Instead of addressing the IUB's reasons for denying Clean Line's two previous attempts to bifurcate its proceedings (here and here), Clean Line gives the same old lame excuses for why it needs to do this. Nothing has changed.
In its February 2015 Order Denying Motion to Consider Eminent Domain Issue in a Separate Hearing, the IUB found that the benefits of bifurcation flowed primarily to Clean Line, while the detriments flowed to affected landowners. The IUB also determined that bifurcation posed due process concerns and was confusing to affected landowners. The IUB found Clean Line's claim that "many" landowners have expressed a preference for bifurcation baseless.

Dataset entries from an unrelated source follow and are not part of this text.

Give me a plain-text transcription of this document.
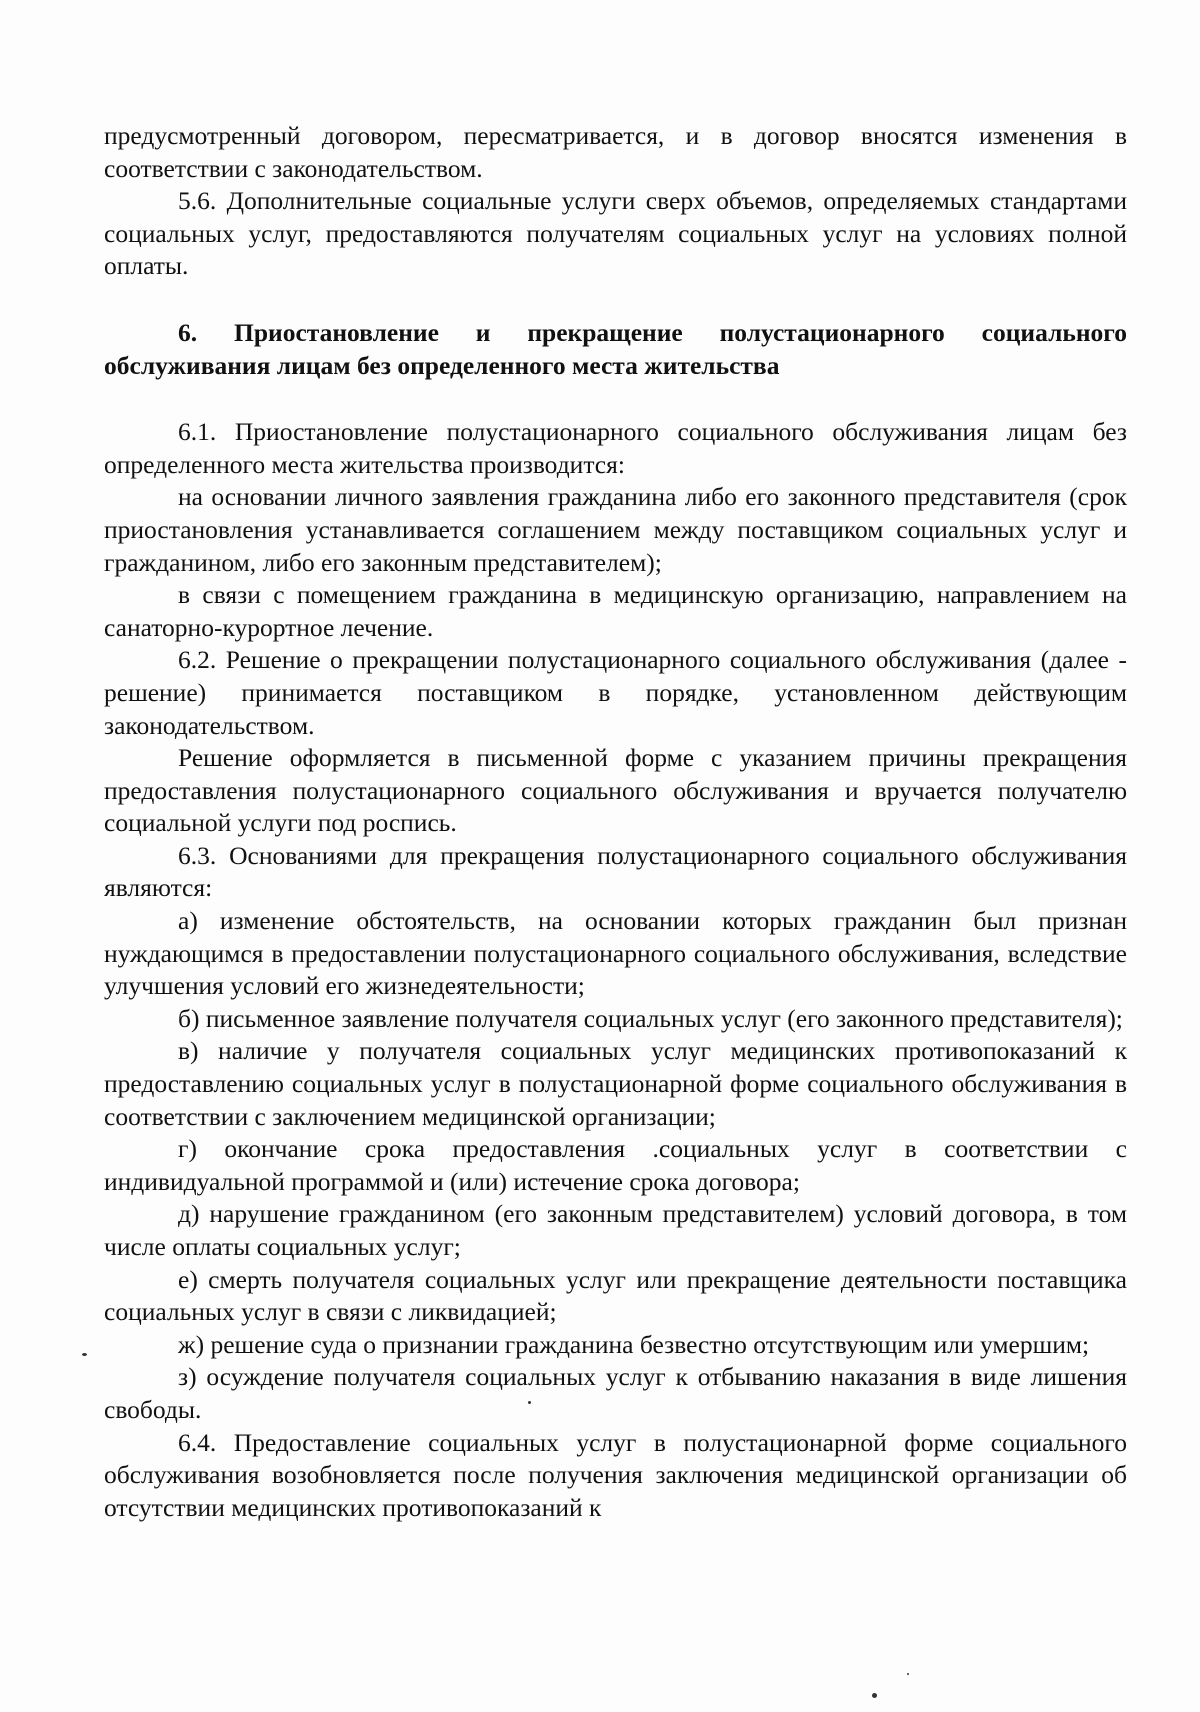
предусмотренный договором, пересматривается, и в договор вносятся изменения в соответствии с законодательством.

5.6. Дополнительные социальные услуги сверх объемов, определяемых стандартами социальных услуг, предоставляются получателям социальных услуг на условиях полной оплаты.

6. Приостановление и прекращение полустационарного социального обслуживания лицам без определенного места жительства

6.1. Приостановление полустационарного социального обслуживания лицам без определенного места жительства производится:

на основании личного заявления гражданина либо его законного представителя (срок приостановления устанавливается соглашением между поставщиком социальных услуг и гражданином, либо его законным представителем);

в связи с помещением гражданина в медицинскую организацию, направлением на санаторно-курортное лечение.

6.2. Решение о прекращении полустационарного социального обслуживания (далее - решение) принимается поставщиком в порядке, установленном действующим законодательством.

Решение оформляется в письменной форме с указанием причины прекращения предоставления полустационарного социального обслуживания и вручается получателю социальной услуги под роспись.

6.3. Основаниями для прекращения полустационарного социального обслуживания являются:

а) изменение обстоятельств, на основании которых гражданин был признан нуждающимся в предоставлении полустационарного социального обслуживания, вследствие улучшения условий его жизнедеятельности;

б) письменное заявление получателя социальных услуг (его законного представителя);

в) наличие у получателя социальных услуг медицинских противопоказаний к предоставлению социальных услуг в полустационарной форме социального обслуживания в соответствии с заключением медицинской организации;

г) окончание срока предоставления .социальных услуг в соответствии с индивидуальной программой и (или) истечение срока договора;

д) нарушение гражданином (его законным представителем) условий договора, в том числе оплаты социальных услуг;

е) смерть получателя социальных услуг или прекращение деятельности поставщика социальных услуг в связи с ликвидацией;

ж) решение суда о признании гражданина безвестно отсутствующим или умершим;

з) осуждение получателя социальных услуг к отбыванию наказания в виде лишения свободы.

6.4. Предоставление социальных услуг в полустационарной форме социального обслуживания возобновляется после получения заключения медицинской организации об отсутствии медицинских противопоказаний к
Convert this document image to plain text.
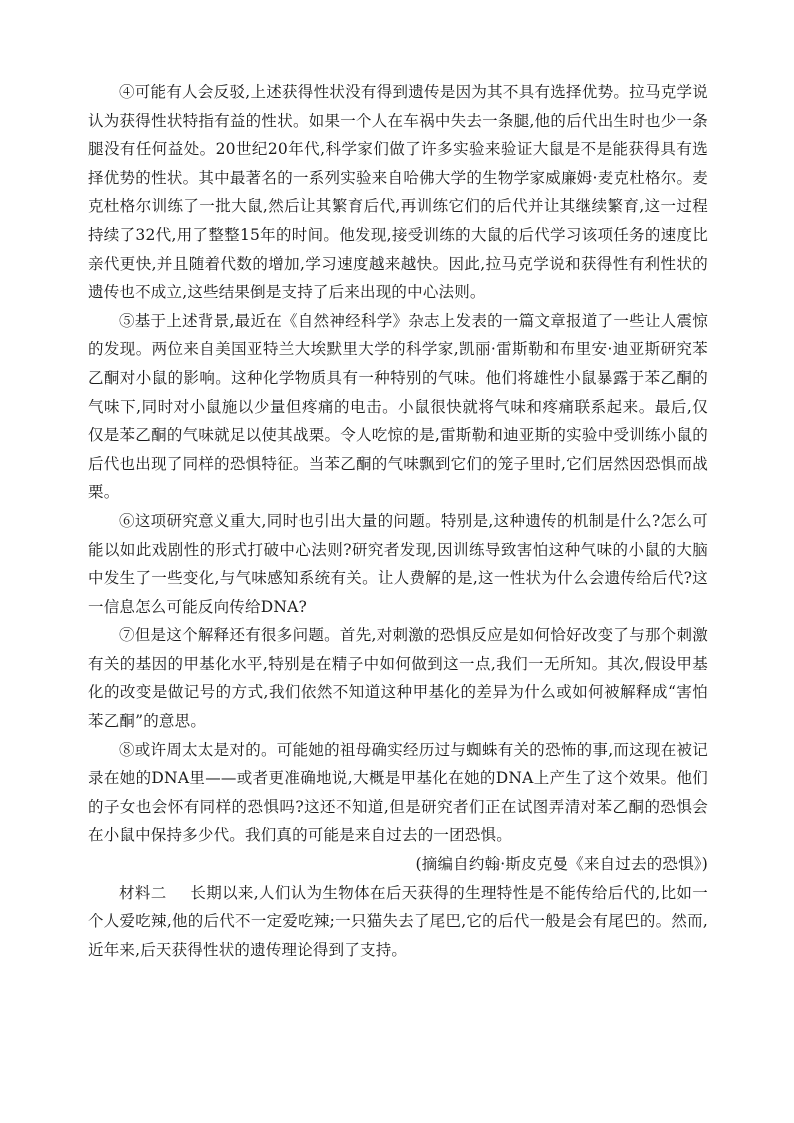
④可能有人会反驳,上述获得性状没有得到遗传是因为其不具有选择优势。拉马克学说认为获得性状特指有益的性状。如果一个人在车祸中失去一条腿,他的后代出生时也少一条腿没有任何益处。20世纪20年代,科学家们做了许多实验来验证大鼠是不是能获得具有选择优势的性状。其中最著名的一系列实验来自哈佛大学的生物学家威廉姆·麦克杜格尔。麦克杜格尔训练了一批大鼠,然后让其繁育后代,再训练它们的后代并让其继续繁育,这一过程持续了32代,用了整整15年的时间。他发现,接受训练的大鼠的后代学习该项任务的速度比亲代更快,并且随着代数的增加,学习速度越来越快。因此,拉马克学说和获得性有利性状的遗传也不成立,这些结果倒是支持了后来出现的中心法则。

⑤基于上述背景,最近在《自然神经科学》杂志上发表的一篇文章报道了一些让人震惊的发现。两位来自美国亚特兰大埃默里大学的科学家,凯丽·雷斯勒和布里安·迪亚斯研究苯乙酮对小鼠的影响。这种化学物质具有一种特别的气味。他们将雄性小鼠暴露于苯乙酮的气味下,同时对小鼠施以少量但疼痛的电击。小鼠很快就将气味和疼痛联系起来。最后,仅仅是苯乙酮的气味就足以使其战栗。令人吃惊的是,雷斯勒和迪亚斯的实验中受训练小鼠的后代也出现了同样的恐惧特征。当苯乙酮的气味飘到它们的笼子里时,它们居然因恐惧而战栗。

⑥这项研究意义重大,同时也引出大量的问题。特别是,这种遗传的机制是什么?怎么可能以如此戏剧性的形式打破中心法则?研究者发现,因训练导致害怕这种气味的小鼠的大脑中发生了一些变化,与气味感知系统有关。让人费解的是,这一性状为什么会遗传给后代?这一信息怎么可能反向传给DNA?

⑦但是这个解释还有很多问题。首先,对刺激的恐惧反应是如何恰好改变了与那个刺激有关的基因的甲基化水平,特别是在精子中如何做到这一点,我们一无所知。其次,假设甲基化的改变是做记号的方式,我们依然不知道这种甲基化的差异为什么或如何被解释成“害怕苯乙酮”的意思。

⑧或许周太太是对的。可能她的祖母确实经历过与蜘蛛有关的恐怖的事,而这现在被记录在她的DNA里——或者更准确地说,大概是甲基化在她的DNA上产生了这个效果。他们的子女也会怀有同样的恐惧吗?这还不知道,但是研究者们正在试图弄清对苯乙酮的恐惧会在小鼠中保持多少代。我们真的可能是来自过去的一团恐惧。

(摘编自约翰·斯皮克曼《来自过去的恐惧》)

材料二   长期以来,人们认为生物体在后天获得的生理特性是不能传给后代的,比如一个人爱吃辣,他的后代不一定爱吃辣;一只猫失去了尾巴,它的后代一般是会有尾巴的。然而,近年来,后天获得性状的遗传理论得到了支持。
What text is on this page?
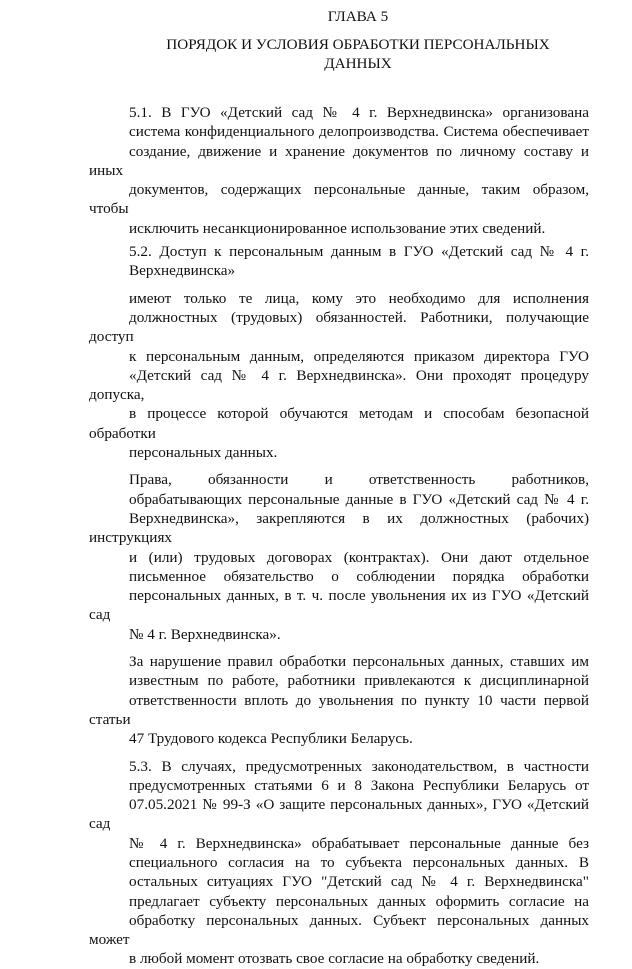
ГЛАВА 5
ПОРЯДОК И УСЛОВИЯ ОБРАБОТКИ ПЕРСОНАЛЬНЫХ
ДАННЫХ

5.1. В ГУО «Детский сад № 4 г. Верхнедвинска» организована
система конфиденциального делопроизводства. Система обеспечивает
создание, движение и хранение документов по личному составу и иных
документов, содержащих персональные данные, таким образом, чтобы
исключить несанкционированное использование этих сведений.

5.2. Доступ к персональным данным в ГУО «Детский сад № 4 г.
Верхнедвинска»

имеют только те лица, кому это необходимо для исполнения
должностных (трудовых) обязанностей. Работники, получающие доступ
к персональным данным, определяются приказом директора ГУО
«Детский сад № 4 г. Верхнедвинска». Они проходят процедуру допуска,
в процессе которой обучаются методам и способам безопасной обработки
персональных данных.

Права, обязанности и ответственность работников,
обрабатывающих персональные данные в ГУО «Детский сад № 4 г.
Верхнедвинска», закрепляются в их должностных (рабочих) инструкциях
и (или) трудовых договорах (контрактах). Они дают отдельное
письменное обязательство о соблюдении порядка обработки
персональных данных, в т. ч. после увольнения их из ГУО «Детский сад
№ 4 г. Верхнедвинска».

За нарушение правил обработки персональных данных, ставших им
известным по работе, работники привлекаются к дисциплинарной
ответственности вплоть до увольнения по пункту 10 части первой статьи
47 Трудового кодекса Республики Беларусь.

5.3. В случаях, предусмотренных законодательством, в частности
предусмотренных статьями 6 и 8 Закона Республики Беларусь от
07.05.2021 № 99-З «О защите персональных данных», ГУО «Детский сад
№ 4 г. Верхнедвинска» обрабатывает персональные данные без
специального согласия на то субъекта персональных данных. В
остальных ситуациях ГУО "Детский сад № 4 г. Верхнедвинска"
предлагает субъекту персональных данных оформить согласие на
обработку персональных данных. Субъект персональных данных может
в любой момент отозвать свое согласие на обработку сведений.
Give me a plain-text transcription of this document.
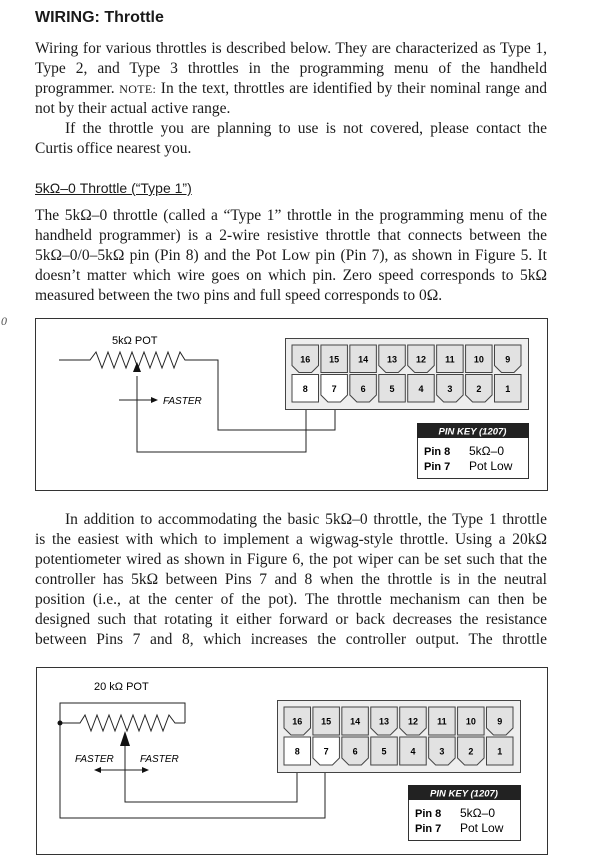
WIRING: Throttle
0
Wiring for various throttles is described below. They are characterized as Type 1,
Type 2, and Type 3 throttles in the programming menu of the handheld
programmer. NOTE: In the text, throttles are identified by their nominal range and
not by their actual active range.
If the throttle you are planning to use is not covered, please contact the
Curtis office nearest you.
5kΩ–0 Throttle (“Type 1”)
The 5kΩ–0 throttle (called a “Type 1” throttle in the programming menu of the
handheld programmer) is a 2-wire resistive throttle that connects between the
5kΩ–0/0–5kΩ pin (Pin 8) and the Pot Low pin (Pin 7), as shown in Figure 5. It
doesn’t matter which wire goes on which pin. Zero speed corresponds to 5kΩ
measured between the two pins and full speed corresponds to 0Ω.
5kΩ POT
FASTER
16 15 14 13 12 11 10 9
8	7	6	5	4	3	2	1
PIN KEY (1207)
Pin 8 5kΩ–0
Pin 7 Pot Low
20 kΩ POT
FASTER	FASTER
16 15 14 13 12 11 10 9
8	7	6	5	4	3	2	1
PIN KEY (1207)
Pin 8 5kΩ–0
Pin 7 Pot Low
In addition to accommodating the basic 5kΩ–0 throttle, the Type 1 throttle
is the easiest with which to implement a wigwag-style throttle. Using a 20kΩ
potentiometer wired as shown in Figure 6, the pot wiper can be set such that the
controller has 5kΩ between Pins 7 and 8 when the throttle is in the neutral
position (i.e., at the center of the pot). The throttle mechanism can then be
designed such that rotating it either forward or back decreases the resistance
between Pins 7 and 8, which increases the controller output. The throttle
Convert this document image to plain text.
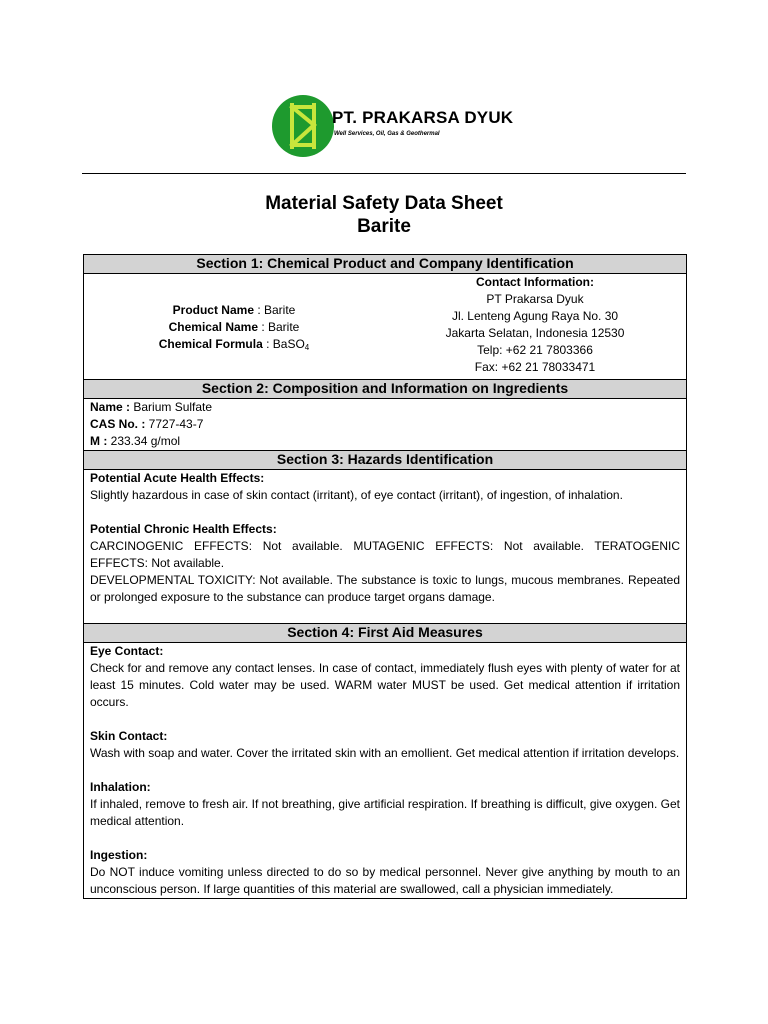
PT. PRAKARSA DYUK
Well Services, Oil, Gas & Geothermal
Material Safety Data Sheet
Barite
Section 1: Chemical Product and Company Identification
Product Name : Barite
Chemical Name : Barite
Chemical Formula : BaSO$_4$
Contact Information:
PT Prakarsa Dyuk
Jl. Lenteng Agung Raya No. 30
Jakarta Selatan, Indonesia 12530
Telp: +62 21 7803366
Fax: +62 21 78033471
Section 2: Composition and Information on Ingredients
Name : Barium Sulfate
CAS No. : 7727-43-7
M : 233.34 g/mol
Section 3: Hazards Identification
Potential Acute Health Effects:
Slightly hazardous in case of skin contact (irritant), of eye contact (irritant), of ingestion, of inhalation.
Potential Chronic Health Effects:
CARCINOGENIC EFFECTS: Not available. MUTAGENIC EFFECTS: Not available. TERATOGENIC EFFECTS: Not available.
DEVELOPMENTAL TOXICITY: Not available. The substance is toxic to lungs, mucous membranes. Repeated or prolonged exposure to the substance can produce target organs damage.
Section 4: First Aid Measures
Eye Contact:
Check for and remove any contact lenses. In case of contact, immediately flush eyes with plenty of water for at least 15 minutes. Cold water may be used. WARM water MUST be used. Get medical attention if irritation occurs.
Skin Contact:
Wash with soap and water. Cover the irritated skin with an emollient. Get medical attention if irritation develops.
Inhalation:
If inhaled, remove to fresh air. If not breathing, give artificial respiration. If breathing is difficult, give oxygen. Get medical attention.
Ingestion:
Do NOT induce vomiting unless directed to do so by medical personnel. Never give anything by mouth to an unconscious person. If large quantities of this material are swallowed, call a physician immediately.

Now, Clean Line argues that an unknown number of landowners have expressed a preference to wait until after a Board decision on the franchises to sign easement agreements. This means that if all issues are addressed in a single hearing, Clean Line will have to prepare more Exhibit E applications than it will under the two-hearing process. For this reason, Clean Line argues, administrative efficiency would be advanced by the two-hearing approach. Clean Line does not offer any indication of the number of such landowners, other than “many.”
It appears Clean Line could have provided the number of these landowners without violating the confidentiality of the individual negotiations. In the absence of a substantiated number, it is difficult to accept that this group represents a significant part of the overall number of easements Clean Line needs to acquire.
In all, this argument for increased administrative efficiency is speculative at best, and outweighed by the inefficiencies associated with having two hearings to decide issues that are normally decided in a single hearing.
Further, a number landowners wish to have clarity on the Board’s decision about the Project in general before negotiating a parcel-specific easement.
This is all you got, Clean Line? My, my, my, aren't you desperate?